Katharine’s latest venture, Taking Care of Texas, is a project devised by her good friend Laura Bush. The two first met on Armstrong in 1977 when Laura’s fiancé, George W. Bush, brought his bride-to-be for a polo match.
“Katharine and I work together on our new non-profit, Taking Care of Texas,” Laura says in a video tribute to her friend that aired the night Katharine was awarded the 2015 T. Boone Pickens Lifetime Sportsman Award by Park Cities Quail in Dallas. “Her dedication to conservation comes from the heart, and her efforts are informed by a lifetime of ranch and hunting experience in South and West Texas. Her work has built a statewide legacy that will benefit Texans for many generations.”
“Having shot quail with Katharine, I can attest to the fact that she is an incredible wingshot,” says Laura’s husband, the 43rd President of the United States. A guest at the Armstrong Ranch and at Persimmon Gap, President Bush has witnessed Katharine’s talents firsthand. “She has a sharp eye, cracks great jokes, and she’s a lot of fun.” Katharine’s sporting heritage dates back to her childhood on Armstrong. “When I was a little girl, I was just very competitive. So was my mother. She would never let being a girl stop her from doing anything. Anyway, I was about eight or nine, and I went to my mother, and I said, ‘Mommy, I want to go shoot a buck.’ And the way we did it back then, the first buck you ever shot, you would get your .222 — it was my mother’s .222 rifle; I still remember that gun so well — you would take the gun and you would walk by yourself into this giant live oak mott on the north side of the headquarters. You just walked out there by yourself and you went and found a deer and you shot it and you marked it,” she says.
“Then you would go get your father or a cowboy, and you would walk back out there and clean your deer with their help. My brother, Barclay, had done it the year before,” she recalls.
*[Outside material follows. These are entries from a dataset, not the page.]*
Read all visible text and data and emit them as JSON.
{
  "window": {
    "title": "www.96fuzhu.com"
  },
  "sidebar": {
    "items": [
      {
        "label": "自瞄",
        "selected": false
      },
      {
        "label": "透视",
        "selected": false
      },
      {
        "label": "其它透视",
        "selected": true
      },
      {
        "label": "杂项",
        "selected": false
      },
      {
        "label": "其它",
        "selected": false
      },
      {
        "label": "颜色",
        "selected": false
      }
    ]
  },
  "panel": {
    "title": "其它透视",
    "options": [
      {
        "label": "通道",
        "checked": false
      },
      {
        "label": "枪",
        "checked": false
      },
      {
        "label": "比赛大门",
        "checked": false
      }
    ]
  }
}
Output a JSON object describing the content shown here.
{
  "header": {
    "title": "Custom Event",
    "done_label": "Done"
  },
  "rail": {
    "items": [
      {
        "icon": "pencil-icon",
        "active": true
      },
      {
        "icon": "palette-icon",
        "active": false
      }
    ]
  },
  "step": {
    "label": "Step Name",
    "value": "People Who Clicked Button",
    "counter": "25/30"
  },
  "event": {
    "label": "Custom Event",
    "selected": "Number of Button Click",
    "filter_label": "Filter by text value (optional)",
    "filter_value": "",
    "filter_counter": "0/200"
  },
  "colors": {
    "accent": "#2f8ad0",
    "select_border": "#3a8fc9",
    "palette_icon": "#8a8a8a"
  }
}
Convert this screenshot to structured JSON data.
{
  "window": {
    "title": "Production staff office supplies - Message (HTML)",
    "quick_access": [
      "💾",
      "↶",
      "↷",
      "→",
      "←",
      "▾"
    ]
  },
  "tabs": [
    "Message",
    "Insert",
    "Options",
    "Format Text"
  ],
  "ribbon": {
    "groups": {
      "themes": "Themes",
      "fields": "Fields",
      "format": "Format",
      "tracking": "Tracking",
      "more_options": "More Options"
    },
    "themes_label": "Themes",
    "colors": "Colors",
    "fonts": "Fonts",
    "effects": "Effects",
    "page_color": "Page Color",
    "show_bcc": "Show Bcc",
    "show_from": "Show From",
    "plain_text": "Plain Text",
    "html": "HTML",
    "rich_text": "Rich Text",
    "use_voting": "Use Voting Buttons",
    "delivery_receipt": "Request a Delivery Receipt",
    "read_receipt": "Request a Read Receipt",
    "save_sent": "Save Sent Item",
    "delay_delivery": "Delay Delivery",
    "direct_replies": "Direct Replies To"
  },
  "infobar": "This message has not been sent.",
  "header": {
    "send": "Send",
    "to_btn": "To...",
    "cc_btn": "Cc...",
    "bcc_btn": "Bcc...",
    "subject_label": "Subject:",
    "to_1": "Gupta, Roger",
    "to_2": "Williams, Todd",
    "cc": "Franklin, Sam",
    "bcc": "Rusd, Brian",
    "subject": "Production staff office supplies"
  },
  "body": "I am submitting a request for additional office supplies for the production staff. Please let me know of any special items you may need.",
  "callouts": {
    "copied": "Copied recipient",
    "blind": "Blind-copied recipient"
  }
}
“‘Katharine, you can’t do that.’ Mother said.”
“‘Well, why not?’ I asked.”
“‘Well, you’re not old enough,’ Mother said.”
“‘Well, Barclay did it. Barclay got to do it, Mommy.’ I had a Mexican accent. ‘Mami, it’s not fair. Barclay did it. How come I can’t?’”
She said, “Well, Katharine, you’re a girl.”
“I looked at her like really?”
“‘No, you’re right. You can do it,’ she said.”
“So I went out and shot my first deer that way. If you think about it, with kids today, you can’t ride your bike one block without wearing a helmet, elbow pads, and knee pads, and your mother hanging on. I got to go walk out on my own with a loaded gun, shoot an animal, and do it responsibly at the age of eight or nine. That tells you a lot about how you go through life. My brother did it. My sister did it. Everybody did it. Too bad that’s being lost.”